Insitekaltim, Samarinda – Dua keping emas dibawa pulang dua atlet muda Kalimantan Timur dari Batam International Taekwondo Championship 2026. Bukan sekadar tambahan koleksi medali, hasil tersebut menjadi penanda bahwa pembinaan atlet muda Kaltim terus menemukan bibit-bibit potensial untuk bersaing di level nasional.
Adalah Aji Muhammad Fikrial Hazza Kesuma dan Naraya Queen Tabita yang mengharumkan nama Kaltim pada kejuaraan yang berlangsung di Pacific Palace Hotel, Batam, Kepulauan Riau, 4–5 September 2026.
Aji, atlet asal Kabupaten Berau, tampil sebagai yang terbaik pada nomor Professional Kyorugi Junior U-68 Male. Sementara Naraya yang berasal dari Kabupaten Kutai Kartanegara meraih emas di nomor Kyorugi Cadet U-51 Female.
Keduanya merupakan atlet binaan Sekolah Khusus Olahragawan Internasional Kalimantan Timur (SKOI Kaltim) di bawah arahan pelatih taekwondo SKOI Kaltim, Eny Pangestuningsih.
Perjalanan menuju podium tertinggi tentu bukan tanpa tantangan. Kejuaraan yang digelar Pengurus Provinsi TI Kepulauan Riau bersama Pengurus Kota TI Batam tersebut mempertemukan sekitar 600 atlet dari berbagai daerah di Indonesia.
Persaingan bahkan semakin beragam dengan kehadiran peserta dari Singapura dan Malaysia. Para atlet bertanding dalam dua nomor utama, yakni Kyorugi atau tanding dan Poomsae atau jurus.
Bagi Aji, kemenangan di Batam datang pada momentum yang cukup penting. Medali emas tersebut menjadi modal tambahan sebelum menghadapi Pekan Olahraga Provinsi (Porprov) Kaltim VIII yang dijadwalkan berlangsung di Kabupaten Paser pada November 2026.

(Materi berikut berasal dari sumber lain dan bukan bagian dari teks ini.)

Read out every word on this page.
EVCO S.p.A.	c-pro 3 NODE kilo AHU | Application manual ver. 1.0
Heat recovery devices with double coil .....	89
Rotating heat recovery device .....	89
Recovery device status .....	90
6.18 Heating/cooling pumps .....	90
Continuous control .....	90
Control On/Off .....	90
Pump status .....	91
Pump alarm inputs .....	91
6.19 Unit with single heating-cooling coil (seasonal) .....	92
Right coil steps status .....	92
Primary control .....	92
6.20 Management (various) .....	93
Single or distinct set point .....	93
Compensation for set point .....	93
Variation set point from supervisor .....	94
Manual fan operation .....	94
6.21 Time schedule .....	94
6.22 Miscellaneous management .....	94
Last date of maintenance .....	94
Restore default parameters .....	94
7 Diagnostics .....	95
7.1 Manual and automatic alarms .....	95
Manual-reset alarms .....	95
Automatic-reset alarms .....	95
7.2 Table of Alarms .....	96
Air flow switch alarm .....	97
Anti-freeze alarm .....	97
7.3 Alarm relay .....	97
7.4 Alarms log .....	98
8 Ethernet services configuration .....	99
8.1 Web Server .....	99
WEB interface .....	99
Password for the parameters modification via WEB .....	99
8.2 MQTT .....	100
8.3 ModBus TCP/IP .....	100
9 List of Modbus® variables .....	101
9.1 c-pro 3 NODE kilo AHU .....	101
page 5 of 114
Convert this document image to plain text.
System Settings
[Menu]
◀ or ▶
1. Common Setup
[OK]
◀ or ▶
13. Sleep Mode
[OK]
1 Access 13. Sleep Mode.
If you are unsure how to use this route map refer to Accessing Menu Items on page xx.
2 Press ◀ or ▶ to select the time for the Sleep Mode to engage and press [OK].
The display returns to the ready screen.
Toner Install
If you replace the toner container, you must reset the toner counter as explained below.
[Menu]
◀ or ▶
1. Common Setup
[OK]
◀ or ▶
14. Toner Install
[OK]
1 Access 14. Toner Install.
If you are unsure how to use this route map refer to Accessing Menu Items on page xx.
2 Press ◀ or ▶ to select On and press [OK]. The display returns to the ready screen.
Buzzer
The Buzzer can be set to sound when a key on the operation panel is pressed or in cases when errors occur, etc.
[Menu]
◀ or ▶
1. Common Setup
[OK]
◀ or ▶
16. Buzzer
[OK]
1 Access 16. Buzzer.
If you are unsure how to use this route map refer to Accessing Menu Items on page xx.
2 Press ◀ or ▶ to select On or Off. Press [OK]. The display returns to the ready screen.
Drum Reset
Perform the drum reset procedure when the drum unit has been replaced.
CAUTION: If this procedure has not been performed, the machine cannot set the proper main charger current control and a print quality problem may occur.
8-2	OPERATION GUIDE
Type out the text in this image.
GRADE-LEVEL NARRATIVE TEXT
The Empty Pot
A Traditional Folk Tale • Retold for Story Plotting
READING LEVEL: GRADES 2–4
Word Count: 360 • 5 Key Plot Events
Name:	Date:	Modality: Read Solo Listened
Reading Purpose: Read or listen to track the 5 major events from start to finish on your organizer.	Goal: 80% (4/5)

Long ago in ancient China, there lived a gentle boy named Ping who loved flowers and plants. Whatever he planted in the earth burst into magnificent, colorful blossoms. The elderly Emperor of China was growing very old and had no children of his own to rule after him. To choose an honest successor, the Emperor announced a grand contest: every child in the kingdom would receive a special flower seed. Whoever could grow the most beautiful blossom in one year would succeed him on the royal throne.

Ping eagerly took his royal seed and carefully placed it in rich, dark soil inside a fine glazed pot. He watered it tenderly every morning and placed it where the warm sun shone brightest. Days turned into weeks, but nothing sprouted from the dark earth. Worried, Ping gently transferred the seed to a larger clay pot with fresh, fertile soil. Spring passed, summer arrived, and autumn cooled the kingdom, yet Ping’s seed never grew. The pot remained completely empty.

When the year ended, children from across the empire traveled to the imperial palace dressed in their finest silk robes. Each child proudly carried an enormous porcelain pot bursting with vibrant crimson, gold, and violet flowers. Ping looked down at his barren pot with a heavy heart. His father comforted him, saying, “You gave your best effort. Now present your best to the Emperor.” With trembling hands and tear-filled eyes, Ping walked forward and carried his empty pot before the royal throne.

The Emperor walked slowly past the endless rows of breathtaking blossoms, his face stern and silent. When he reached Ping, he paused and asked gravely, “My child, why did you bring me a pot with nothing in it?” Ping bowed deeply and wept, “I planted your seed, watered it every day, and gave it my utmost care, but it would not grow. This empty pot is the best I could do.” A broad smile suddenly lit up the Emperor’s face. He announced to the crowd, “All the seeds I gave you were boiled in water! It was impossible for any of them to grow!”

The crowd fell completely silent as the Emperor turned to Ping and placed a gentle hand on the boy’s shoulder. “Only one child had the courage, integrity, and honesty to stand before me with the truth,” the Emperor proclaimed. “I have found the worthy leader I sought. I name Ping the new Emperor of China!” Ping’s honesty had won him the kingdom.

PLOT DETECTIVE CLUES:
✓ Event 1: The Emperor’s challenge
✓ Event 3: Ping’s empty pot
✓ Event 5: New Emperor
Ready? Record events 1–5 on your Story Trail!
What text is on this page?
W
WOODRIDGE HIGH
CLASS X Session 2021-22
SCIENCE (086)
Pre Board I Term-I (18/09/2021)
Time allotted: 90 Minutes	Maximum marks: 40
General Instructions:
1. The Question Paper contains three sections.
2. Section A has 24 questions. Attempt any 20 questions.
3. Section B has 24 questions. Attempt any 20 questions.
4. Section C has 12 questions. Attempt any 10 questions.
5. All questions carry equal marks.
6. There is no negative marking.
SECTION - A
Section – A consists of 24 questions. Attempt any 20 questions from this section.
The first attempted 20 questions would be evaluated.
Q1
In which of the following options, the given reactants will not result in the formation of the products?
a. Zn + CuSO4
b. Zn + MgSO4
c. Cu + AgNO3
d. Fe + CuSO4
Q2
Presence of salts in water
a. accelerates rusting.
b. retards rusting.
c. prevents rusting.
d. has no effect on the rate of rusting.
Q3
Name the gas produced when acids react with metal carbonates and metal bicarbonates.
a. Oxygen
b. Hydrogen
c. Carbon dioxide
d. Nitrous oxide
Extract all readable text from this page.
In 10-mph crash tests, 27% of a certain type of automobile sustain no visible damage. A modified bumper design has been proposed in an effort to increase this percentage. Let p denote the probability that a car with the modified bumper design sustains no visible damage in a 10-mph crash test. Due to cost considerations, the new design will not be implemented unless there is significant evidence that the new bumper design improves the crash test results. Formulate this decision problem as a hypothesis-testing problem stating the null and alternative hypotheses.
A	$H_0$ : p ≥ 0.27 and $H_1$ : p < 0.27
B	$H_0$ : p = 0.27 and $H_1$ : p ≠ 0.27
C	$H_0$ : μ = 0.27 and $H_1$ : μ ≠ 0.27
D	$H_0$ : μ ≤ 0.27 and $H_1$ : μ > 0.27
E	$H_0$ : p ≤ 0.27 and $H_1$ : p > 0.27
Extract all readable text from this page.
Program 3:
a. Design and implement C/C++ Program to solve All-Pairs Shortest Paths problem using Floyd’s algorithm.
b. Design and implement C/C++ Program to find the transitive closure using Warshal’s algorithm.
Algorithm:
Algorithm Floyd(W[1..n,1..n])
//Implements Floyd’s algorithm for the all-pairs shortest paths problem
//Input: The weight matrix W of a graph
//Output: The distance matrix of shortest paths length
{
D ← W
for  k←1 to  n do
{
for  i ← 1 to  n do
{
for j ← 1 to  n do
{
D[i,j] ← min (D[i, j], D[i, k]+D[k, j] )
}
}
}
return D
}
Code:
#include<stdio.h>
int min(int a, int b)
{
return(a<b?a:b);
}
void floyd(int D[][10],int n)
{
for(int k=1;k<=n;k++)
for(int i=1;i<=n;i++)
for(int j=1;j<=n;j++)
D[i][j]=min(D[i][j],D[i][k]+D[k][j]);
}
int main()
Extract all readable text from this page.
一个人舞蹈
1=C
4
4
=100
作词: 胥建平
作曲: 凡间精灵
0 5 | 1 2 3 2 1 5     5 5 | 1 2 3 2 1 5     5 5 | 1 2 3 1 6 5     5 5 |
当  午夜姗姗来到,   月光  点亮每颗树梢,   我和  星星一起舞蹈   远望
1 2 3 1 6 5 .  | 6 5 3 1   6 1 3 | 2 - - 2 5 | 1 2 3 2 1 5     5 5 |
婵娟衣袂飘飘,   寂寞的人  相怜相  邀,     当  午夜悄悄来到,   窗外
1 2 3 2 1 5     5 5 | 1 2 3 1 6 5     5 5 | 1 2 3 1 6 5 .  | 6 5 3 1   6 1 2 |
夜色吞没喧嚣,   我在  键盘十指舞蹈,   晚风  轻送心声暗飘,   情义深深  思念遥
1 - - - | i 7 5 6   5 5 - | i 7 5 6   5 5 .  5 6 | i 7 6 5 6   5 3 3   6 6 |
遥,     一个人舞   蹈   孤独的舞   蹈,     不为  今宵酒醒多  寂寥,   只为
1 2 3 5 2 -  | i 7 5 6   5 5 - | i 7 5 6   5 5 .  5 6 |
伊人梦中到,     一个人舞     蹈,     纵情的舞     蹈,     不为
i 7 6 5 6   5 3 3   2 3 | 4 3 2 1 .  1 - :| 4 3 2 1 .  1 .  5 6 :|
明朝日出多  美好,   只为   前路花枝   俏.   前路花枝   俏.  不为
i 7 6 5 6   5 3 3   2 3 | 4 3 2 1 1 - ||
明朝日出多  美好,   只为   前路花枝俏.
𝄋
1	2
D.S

Aji dipersiapkan untuk memperkuat Kabupaten Berau dalam ajang olahraga terbesar tingkat provinsi tersebut.
Sementara Naraya masih harus menunggu kesempatan tampil di Porprov. Usianya yang masih berada dalam kategori junior membuatnya belum diproyeksikan berlaga pada edisi Porprov kali ini.
Pelatih Eny Pangestuningsih menyebut keberhasilan dua anak asuhnya merupakan hasil dari proses latihan yang panjang, sekaligus dukungan dari berbagai pihak.
“Kami sangat bersyukur Aji dan Naraya bisa meraih hasil terbaik di kejuaraan ini. Ini tentu menjadi kebanggaan sekaligus motivasi bagi mereka untuk terus berkembang,” ujar Eny pada Minggu, 6 September 2026.
Menurut Eny, kejuaraan seperti Batam International Taekwondo Championship memiliki arti lebih luas dibanding sekadar mengejar medali. Pertandingan menjadi ruang bagi atlet untuk menambah pengalaman, menguji kemampuan, sekaligus melihat sejauh mana perkembangan mereka ketika berhadapan dengan lawan dari berbagai daerah dan negara.
Pengalaman tersebut dinilai penting bagi atlet muda karena setiap lawan membawa karakter dan gaya bertanding yang berbeda. Kondisi itu memaksa atlet untuk mampu beradaptasi sekaligus mengambil keputusan dengan cepat di arena.
“Kami mengucapkan terima kasih kepada orangtua atlet, KONI, Disdikbud Kaltim, SKOI, tim pelatih, dan semua pihak yang sudah memberikan dukungan. Medali ini bukan akhir, tetapi menjadi bagian dari proses untuk terus meningkatkan kemampuan mereka,” tuturnya.
Eny pun mengingatkan Aji dan Naraya agar tidak cepat berpuas diri. Setelah podium Batam, evaluasi tetap menjadi pekerjaan rumah, terutama pada aspek teknik, fisik, dan mental bertanding.
Dua emas itu akhirnya bukan garis akhir. Justru dari Batam, perjalanan dua talenta muda Kaltim menuju level persaingan yang lebih tinggi kembali dimulai.